5. Electrical Wiring
While minor things like installing lights may be simple, you don't want to get too far into electrical DIY unless you’re a licensed electrician. There is a possibility of harm to both you and your home while doing electrical work. You want to avoid this at all costs and hiring a professional is the way to go about changing regular lights to recessed, moving electrical outlets, moving wires or adding items to your electrical panel.
6. Countertops & Heavy Lifting
It's always best to avoid doing any home projects yourself if they require you to lift extremely heavy things, including countertops. Both manmade and natural stones are extremely heavy and the pro’s often use equipment to lift them. Please don't injure yourself trying to lift any heavy materials.
Tile work may seem easy, but can be a complicated task, depending on the surface you’re tiling to and the pattern you have chosen. Mistakes doing tile are extremely noticeable and can be costly to fix, as sometimes a professional will have to go backwards on the project in order to move forward. That’s why we think tile work is a good addition to this list.
8. Scraping Paint
If your house was built before 1978, this pertains to you! It may seem simple to scrape paint from different areas of your home, but there are serious health hazards to consider. Lead based paints were used pre 1978 and scraping up this paint, even if it’s been under layers of newer paint, can be hazardous to your health and poisonous if inhaled. Finding a Lead Certified individual to complete this task is the safest approach.

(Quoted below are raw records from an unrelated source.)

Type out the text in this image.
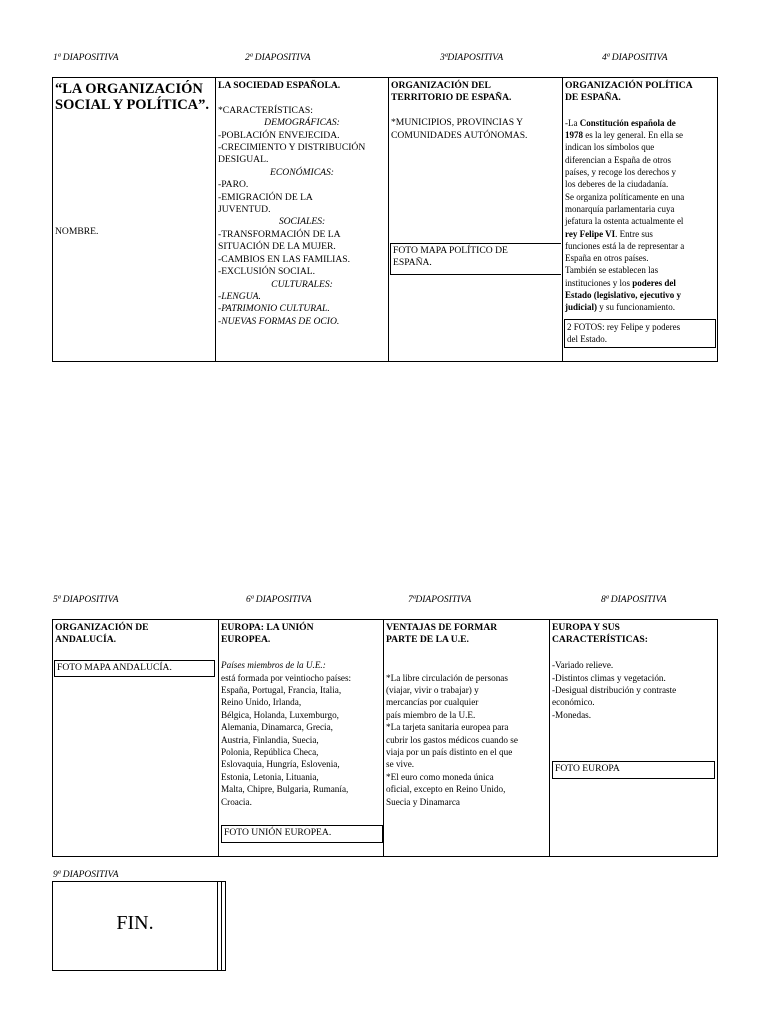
1ª DIAPOSITIVA	2ª DIAPOSITIVA	3ªDIAPOSITIVA	4ª DIAPOSITIVA
“LA ORGANIZACIÓN
SOCIAL Y POLÍTICA”.
NOMBRE.
LA SOCIEDAD ESPAÑOLA.

*CARACTERÍSTICAS:
DEMOGRÁFICAS:
-POBLACIÓN ENVEJECIDA.
-CRECIMIENTO Y DISTRIBUCIÓN
DESIGUAL.
ECONÓMICAS:
-PARO.
-EMIGRACIÓN DE LA
JUVENTUD.
SOCIALES:
-TRANSFORMACIÓN DE LA
SITUACIÓN DE LA MUJER.
-CAMBIOS EN LAS FAMILIAS.
-EXCLUSIÓN SOCIAL.
CULTURALES:
-LENGUA.
-PATRIMONIO CULTURAL.
-NUEVAS FORMAS DE OCIO.
ORGANIZACIÓN DEL
TERRITORIO DE ESPAÑA.

*MUNICIPIOS, PROVINCIAS Y
COMUNIDADES AUTÓNOMAS.
FOTO MAPA POLÍTICO DE
ESPAÑA.
ORGANIZACIÓN POLÍTICA
DE ESPAÑA.

-La Constitución española de
1978 es la ley general. En ella se
indican los símbolos que
diferencian a España de otros
países, y recoge los derechos y
los deberes de la ciudadanía.
Se organiza políticamente en una
monarquía parlamentaria cuya
jefatura la ostenta actualmente el
rey Felipe VI. Entre sus
funciones está la de representar a
España en otros países.
También se establecen las
instituciones y los poderes del
Estado (legislativo, ejecutivo y
judicial) y su funcionamiento.
2 FOTOS: rey Felipe y poderes
del Estado.
5ª DIAPOSITIVA	6ª DIAPOSITIVA	7ªDIAPOSITIVA	8ª DIAPOSITIVA
ORGANIZACIÓN DE
ANDALUCÍA.
FOTO MAPA ANDALUCÍA.
EUROPA: LA UNIÓN
EUROPEA.

Países miembros de la U.E.:
está formada por veintiocho países:
España, Portugal, Francia, Italia,
Reino Unido, Irlanda,
Bélgica, Holanda, Luxemburgo,
Alemania, Dinamarca, Grecia,
Austria, Finlandia, Suecia,
Polonia, República Checa,
Eslovaquia, Hungría, Eslovenia,
Estonia, Letonia, Lituania,
Malta, Chipre, Bulgaria, Rumanía,
Croacia.
FOTO UNIÓN EUROPEA.
VENTAJAS DE FORMAR
PARTE DE LA U.E.

*La libre circulación de personas
(viajar, vivir o trabajar) y
mercancías por cualquier
país miembro de la U.E.
*La tarjeta sanitaria europea para
cubrir los gastos médicos cuando se
viaja por un país distinto en el que
se vive.
*El euro como moneda única
oficial, excepto en Reino Unido,
Suecia y Dinamarca
EUROPA Y SUS
CARACTERÍSTICAS:

-Variado relieve.
-Distintos climas y vegetación.
-Desigual distribución y contraste
económico.
-Monedas.
FOTO EUROPA
9ª DIAPOSITIVA
FIN.
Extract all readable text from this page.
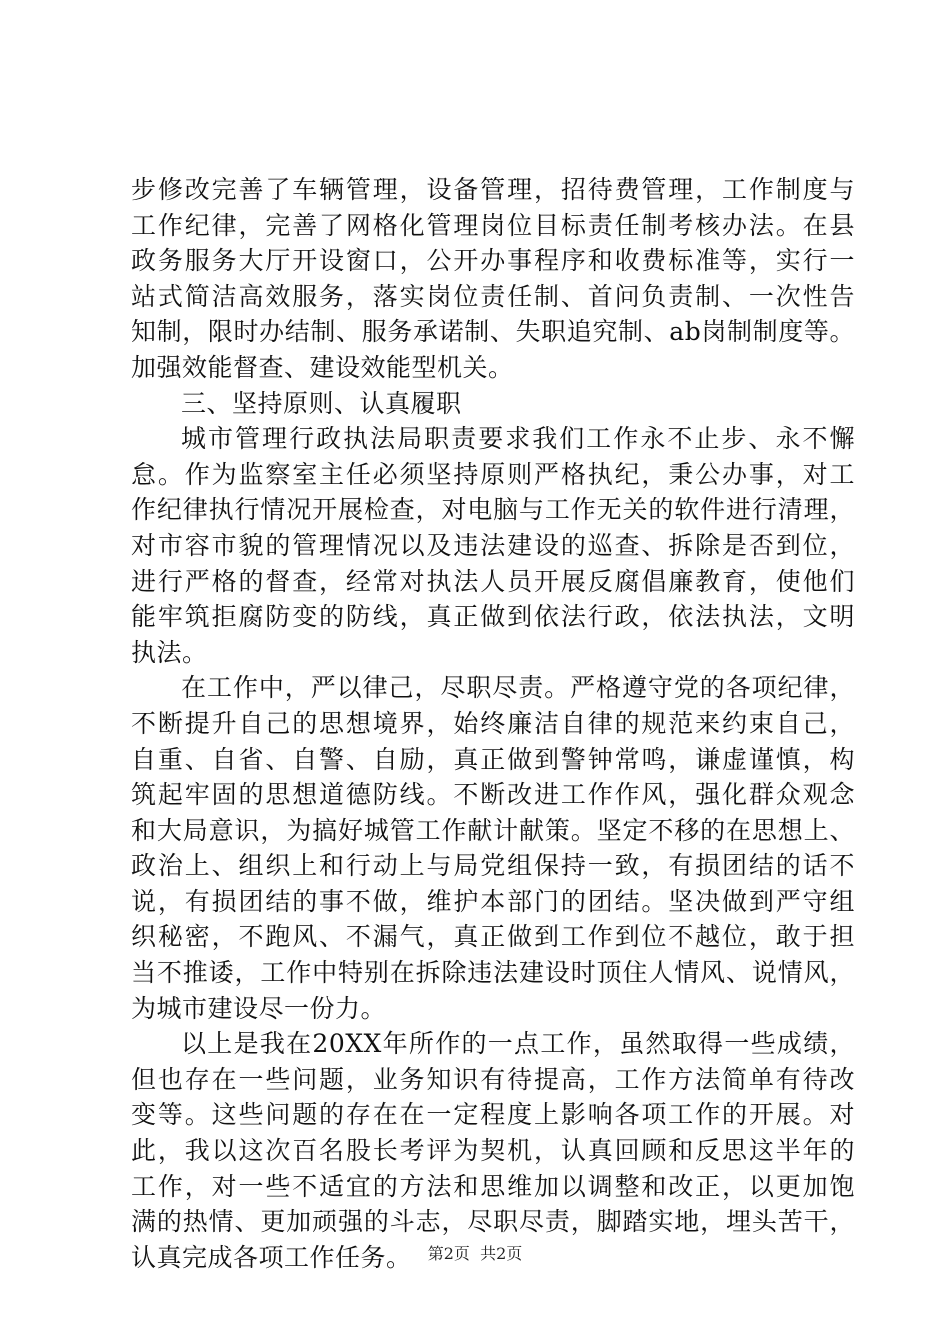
步修改完善了车辆管理，设备管理，招待费管理，工作制度与
工作纪律，完善了网格化管理岗位目标责任制考核办法。在县
政务服务大厅开设窗口，公开办事程序和收费标准等，实行一
站式简洁高效服务，落实岗位责任制、首问负责制、一次性告
知制，限时办结制、服务承诺制、失职追究制、ab岗制制度等。
加强效能督查、建设效能型机关。
三、坚持原则、认真履职
城市管理行政执法局职责要求我们工作永不止步、永不懈
怠。作为监察室主任必须坚持原则严格执纪，秉公办事，对工
作纪律执行情况开展检查，对电脑与工作无关的软件进行清理，
对市容市貌的管理情况以及违法建设的巡查、拆除是否到位，
进行严格的督查，经常对执法人员开展反腐倡廉教育，使他们
能牢筑拒腐防变的防线，真正做到依法行政，依法执法，文明
执法。
在工作中，严以律己，尽职尽责。严格遵守党的各项纪律，
不断提升自己的思想境界，始终廉洁自律的规范来约束自己，
自重、自省、自警、自励，真正做到警钟常鸣，谦虚谨慎，构
筑起牢固的思想道德防线。不断改进工作作风，强化群众观念
和大局意识，为搞好城管工作献计献策。坚定不移的在思想上、
政治上、组织上和行动上与局党组保持一致，有损团结的话不
说，有损团结的事不做，维护本部门的团结。坚决做到严守组
织秘密，不跑风、不漏气，真正做到工作到位不越位，敢于担
当不推诿，工作中特别在拆除违法建设时顶住人情风、说情风，
为城市建设尽一份力。
以上是我在20XX年所作的一点工作，虽然取得一些成绩，
但也存在一些问题，业务知识有待提高，工作方法简单有待改
变等。这些问题的存在在一定程度上影响各项工作的开展。对
此，我以这次百名股长考评为契机，认真回顾和反思这半年的
工作，对一些不适宜的方法和思维加以调整和改正，以更加饱
满的热情、更加顽强的斗志，尽职尽责，脚踏实地，埋头苦干，
认真完成各项工作任务。	第2页  共2页
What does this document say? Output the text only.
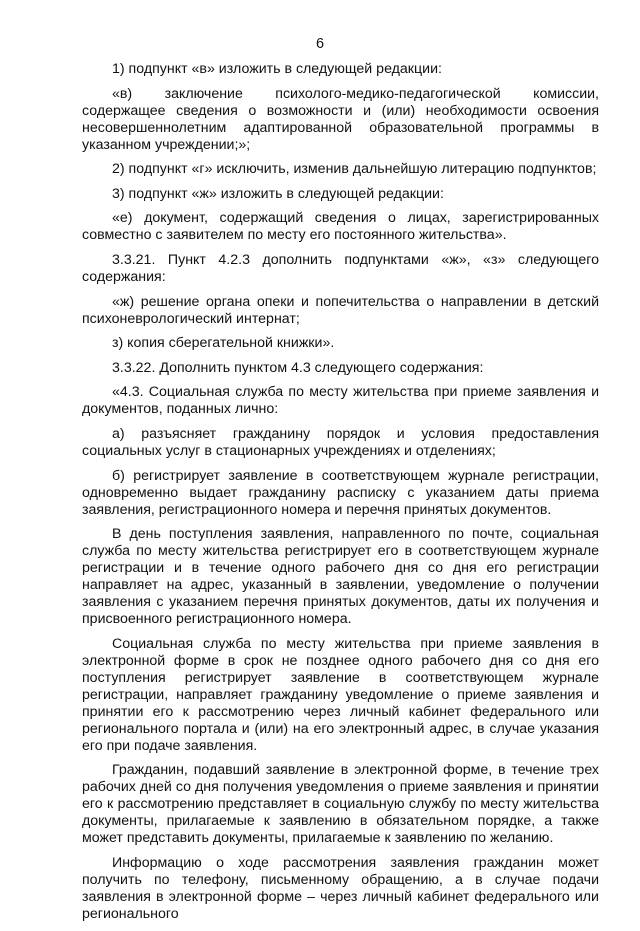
6

1) подпункт «в» изложить в следующей редакции:

«в) заключение психолого-медико-педагогической комиссии, содержащее сведения о возможности и (или) необходимости освоения несовершеннолетним адаптированной образовательной программы в указанном учреждении;»;

2) подпункт «г» исключить, изменив дальнейшую литерацию подпунктов;

3) подпункт «ж» изложить в следующей редакции:

«е) документ, содержащий сведения о лицах, зарегистрированных совместно с заявителем по месту его постоянного жительства».

3.3.21. Пункт 4.2.3 дополнить подпунктами «ж», «з» следующего содержания:

«ж) решение органа опеки и попечительства о направлении в детский психоневрологический интернат;

з) копия сберегательной книжки».

3.3.22. Дополнить пунктом 4.3 следующего содержания:

«4.3. Социальная служба по месту жительства при приеме заявления и документов, поданных лично:

а) разъясняет гражданину порядок и условия предоставления социальных услуг в стационарных учреждениях и отделениях;

б) регистрирует заявление в соответствующем журнале регистрации, одновременно выдает гражданину расписку с указанием даты приема заявления, регистрационного номера и перечня принятых документов.

В день поступления заявления, направленного по почте, социальная служба по месту жительства регистрирует его в соответствующем журнале регистрации и в течение одного рабочего дня со дня его регистрации направляет на адрес, указанный в заявлении, уведомление о получении заявления с указанием перечня принятых документов, даты их получения и присвоенного регистрационного номера.

Социальная служба по месту жительства при приеме заявления в электронной форме в срок не позднее одного рабочего дня со дня его поступления регистрирует заявление в соответствующем журнале регистрации, направляет гражданину уведомление о приеме заявления и принятии его к рассмотрению через личный кабинет федерального или регионального портала и (или) на его электронный адрес, в случае указания его при подаче заявления.

Гражданин, подавший заявление в электронной форме, в течение трех рабочих дней со дня получения уведомления о приеме заявления и принятии его к рассмотрению представляет в социальную службу по месту жительства документы, прилагаемые к заявлению в обязательном порядке, а также может представить документы, прилагаемые к заявлению по желанию.

Информацию о ходе рассмотрения заявления гражданин может получить по телефону, письменному обращению, а в случае подачи заявления в электронной форме – через личный кабинет федерального или регионального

This subject combines both personal and safety concerns. Roofing, when done properly, is accomplished with safety equipment that ties the worker off to the home to avoid falls. Additionally, if shingles are installed improperly, water damage may occur on the top level, or attic, of your home as well as behind siding, which will also void any manufacturer warranties on your exterior home products.
10. Gas Work
Gas that runs to your home is both flammable and poisonous. Most accidents that occur in the home from gas work is from improper installation, which can lead to serious injury and even death. A license and permits are required for projects where gas lines are moved, so this one is definitely best left to a professional.